Ventisette anni fa, il 4 agosto 1994, moriva Giovanni Spadolini, giornalista, docente universitario, esponente politico
Ventisette anni fa, il 4 agosto 1994, moriva Giovanni
Spadolini, giornalista, docente universitario, esponente politico e alto
rappresentante delle istituzioni pubbliche, senza dubbio una delle personalità culturali
e politiche di maggior spicco espresse dal liberalismo democratico italiano nel
Novecento. Il lavoro organico di Luigi Mastrangelo offre al lettore un’analisi
antologica prismatica del suo pensiero politico. Da una citazione o da un
volume, l’autore riesce ad aprire tasselli essenziali per comprendere lo
spessore dello statista. Il fil rouge che intreccia tutti i capitoli può
essere ricondotto all’inseparabilità della cultura dalla politica, in un
continuo confronto, che non può e non deve mai essere scontro, ma costituisce
sempre un reciproco arricchimento (p. 134). Nato a Firenze il 21 giugno 1925,
il precocissimo Giovanni Spadolini, dotato di spiccato talento intellettuale e
incredibile capacità di lavoro, ad appena dieci anni scrisse Avvenimenti e
personaggi importanti della storia d’Italia nel quale già anticipava il
peculiare legame da lui posto tra storia degli avvenimenti e storia della
cultura (p. 8). Nell’estate del 1945 pubblicò per Vallecchi Ritratto dell’Italia
moderna dove ricostruiva le vicende risorgimentali italiane, uno degli assi
portanti della sua riflessione storica e politica successiva, mentre nel
centenario dei moti indipendentisti diede alle stampe Il ’48. Realtà e
leggenda di una rivoluzione. A soli ventinove anni, nel 1955 Spadolini
diventò direttore del quotidiano bolognese Il Resto del Carlino, che
avrebbe guidato fino al 1968. Contemporaneamente, Spadolini aveva iniziato a
svolgere attività didattica alla Facoltà di Scienze Politiche dell’Università
di Firenze, diventando professore ordinario in Storia contemporanea nel 1960,
con Gabriele De Rosa e Aldo Garosci, infine nel 1968 approdò alla direzione del
Corriere della Sera in via Solferino a Milano. Un autore tanto
prolifico, che conta quattro volumi di bibliografia e un mare magnum di
suoi scritti, fra pubblicistica e ricerca storica. La connessione tra la
politica e la cultura, filo conduttore identificato da Luigi Mastrangelo, si
declina propriamente in ogni tema affrontato da Spadolini nel corso della sua
vita: l’orgoglio delle proprie origini, la lezione dei maestri, l’europeismo,
il pluralismo, l’idiosincrasia nei confronti di ogni forma di criptogoverno, il
senso del dovere verso lo Stato e il rispetto verso le istituzioni (p. 133).

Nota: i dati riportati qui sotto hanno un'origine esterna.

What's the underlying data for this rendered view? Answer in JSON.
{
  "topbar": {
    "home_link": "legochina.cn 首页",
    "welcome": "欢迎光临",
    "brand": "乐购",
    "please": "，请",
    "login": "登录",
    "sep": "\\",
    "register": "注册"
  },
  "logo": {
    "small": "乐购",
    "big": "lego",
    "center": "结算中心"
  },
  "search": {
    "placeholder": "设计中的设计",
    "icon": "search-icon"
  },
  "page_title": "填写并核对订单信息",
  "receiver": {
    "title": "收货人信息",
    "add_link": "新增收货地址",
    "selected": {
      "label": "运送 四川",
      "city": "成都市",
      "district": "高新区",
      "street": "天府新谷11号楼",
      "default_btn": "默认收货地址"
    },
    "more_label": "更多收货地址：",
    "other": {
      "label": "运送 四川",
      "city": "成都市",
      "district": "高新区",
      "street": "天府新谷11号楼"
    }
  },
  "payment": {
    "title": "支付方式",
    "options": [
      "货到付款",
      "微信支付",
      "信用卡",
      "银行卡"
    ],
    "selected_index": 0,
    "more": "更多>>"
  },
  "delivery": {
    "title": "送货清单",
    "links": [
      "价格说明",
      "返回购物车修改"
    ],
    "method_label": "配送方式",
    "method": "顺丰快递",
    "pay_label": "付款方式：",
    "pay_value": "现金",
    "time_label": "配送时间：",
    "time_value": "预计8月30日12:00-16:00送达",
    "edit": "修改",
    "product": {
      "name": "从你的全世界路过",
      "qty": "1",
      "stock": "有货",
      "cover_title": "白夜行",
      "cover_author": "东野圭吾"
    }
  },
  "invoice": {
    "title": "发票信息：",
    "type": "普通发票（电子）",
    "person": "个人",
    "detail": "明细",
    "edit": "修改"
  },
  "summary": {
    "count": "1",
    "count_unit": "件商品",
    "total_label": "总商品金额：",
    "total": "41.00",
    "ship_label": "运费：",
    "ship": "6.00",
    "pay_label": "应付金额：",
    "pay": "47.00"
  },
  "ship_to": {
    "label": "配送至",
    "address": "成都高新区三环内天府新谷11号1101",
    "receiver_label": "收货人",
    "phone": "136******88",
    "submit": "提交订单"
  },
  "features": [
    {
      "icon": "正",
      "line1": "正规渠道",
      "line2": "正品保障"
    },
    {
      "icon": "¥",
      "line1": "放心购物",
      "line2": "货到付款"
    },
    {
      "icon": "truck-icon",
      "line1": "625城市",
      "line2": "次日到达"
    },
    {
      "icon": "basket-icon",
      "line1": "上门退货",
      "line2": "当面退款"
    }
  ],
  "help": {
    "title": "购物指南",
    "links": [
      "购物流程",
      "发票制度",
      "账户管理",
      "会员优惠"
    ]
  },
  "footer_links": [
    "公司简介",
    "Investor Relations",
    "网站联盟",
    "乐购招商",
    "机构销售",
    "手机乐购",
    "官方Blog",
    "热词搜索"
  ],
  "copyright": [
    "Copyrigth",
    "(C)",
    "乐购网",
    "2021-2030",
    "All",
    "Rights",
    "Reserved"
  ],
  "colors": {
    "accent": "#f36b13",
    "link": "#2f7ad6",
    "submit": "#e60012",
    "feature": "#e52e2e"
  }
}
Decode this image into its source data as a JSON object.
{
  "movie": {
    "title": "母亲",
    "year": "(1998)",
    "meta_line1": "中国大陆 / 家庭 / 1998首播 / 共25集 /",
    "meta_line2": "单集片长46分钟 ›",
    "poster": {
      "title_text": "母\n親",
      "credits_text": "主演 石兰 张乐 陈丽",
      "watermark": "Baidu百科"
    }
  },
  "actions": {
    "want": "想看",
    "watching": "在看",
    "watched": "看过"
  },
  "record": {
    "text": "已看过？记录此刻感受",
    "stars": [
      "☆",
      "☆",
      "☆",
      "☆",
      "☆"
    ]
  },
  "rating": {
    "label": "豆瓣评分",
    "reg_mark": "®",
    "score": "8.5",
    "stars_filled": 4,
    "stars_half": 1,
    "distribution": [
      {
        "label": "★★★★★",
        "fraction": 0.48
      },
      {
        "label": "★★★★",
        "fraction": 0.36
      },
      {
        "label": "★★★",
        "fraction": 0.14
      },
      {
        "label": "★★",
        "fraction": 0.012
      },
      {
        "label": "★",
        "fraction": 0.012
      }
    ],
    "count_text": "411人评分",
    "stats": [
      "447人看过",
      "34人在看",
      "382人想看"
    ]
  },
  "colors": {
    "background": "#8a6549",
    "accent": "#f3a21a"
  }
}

Spadolini fu una personalità forte e multiforme, laico ma mai laicista,
organizzatore culturale, eccezionale animatore di riviste, collane editoriali,
convegni, uomo ambizioso, dinamico e aperto che per sua natura politica,
tendeva alla composizione e non alla rottura, la mediazione era uno stimolante esercizio
intellettuale. Storico capace e giornalista arguto, Spadolini credeva nel
valore della parola scritta in quanto commento e approfondimento del fatto,
«qualcosa di più valido della gelida ricostruzione di cronaca, risalendo alle
radici lontane» (p. 11). La chiara e documentata ricerca di Luigi Mastrangelo
tratteggia un protagonista di alto livello della vita politica e culturale
italiana che purtroppo risulta ancora una personalità dimenticata dall’opinione
pubblica e poco studiata dalla storiografia. Alcune battaglie di Giovanni
Spadolini, come per esempio il distacco tra il paese reale e il paese legale, e
la conoscenza approssimativa dei problemi politici specie tra i giovani, dimostrano
la grande modernità e la sua attualità. La politica per Spadolini era
«vocazione» al pubblico servizio, weberianamente intesa, mentre nell’Italia
della cosiddetta Prima Repubblica, cresceva il peso delle oligarchie
partitocratiche e dei centri di potere che traevano forza e autorità anche da
fonti finanziarie; il paese finiva così per credere, a torto o a ragione, ad
una classe politica incapace di rinno varsi, chiusa in se stessa, alimentando
zone di “qualunquismo”, sfiducia e indifferenza (p. 12). Il 14 marzo 1972, per
dissidi con la proprietà, si interrompeva la direzione del Corriere della
Sera che passava il testimone a Piero Ottone. L’editoriale di commiato di
Giovanni Spadolini può essere letto come un documento programmatico teso all’innesto
tra cultura e giornalismo (p. 18); egli scriveva di aver vissuto il giornale
come una sorta di specchio dell’anima, improntato sulla libertà della coscienza
critica e sulla ferrea demarcazione tra i rapporti privati e i giudizi
concernenti l’operato pubblico. Il Corriere era per lui il simbolo stesso della
civiltà laica e democratica del nostro paese, fondata sulla ragione e sulla
tolleranza; un giornale aperto, non dogmatico, disponibile al dialogo, pronto
alla registrazione di tutte le voci (p. 17). Tuttavia si chiudeva solo una
porta e si apriva una nuova fase; pochi mesi dopo, infatti, gli arrivarono da
Malagodi, Saragat e La Malfa, varie offerte di candidatura per le elezioni al
Senato, decise di candidarsi a Milano per il Partito Repubblicano Italiano, risultando
eletto. Il testo di Mastrangelo mostra l’operosità instancabile di Spadolini
anche come professore e politico, in qualità di segretario nazionale nel
partito repubblicano, dal 1979 al 1987 (p. 18). Nella ricerca storica di quel
periodo si occuperà del profilo e dell’azione politica di Giovanni Giolitti.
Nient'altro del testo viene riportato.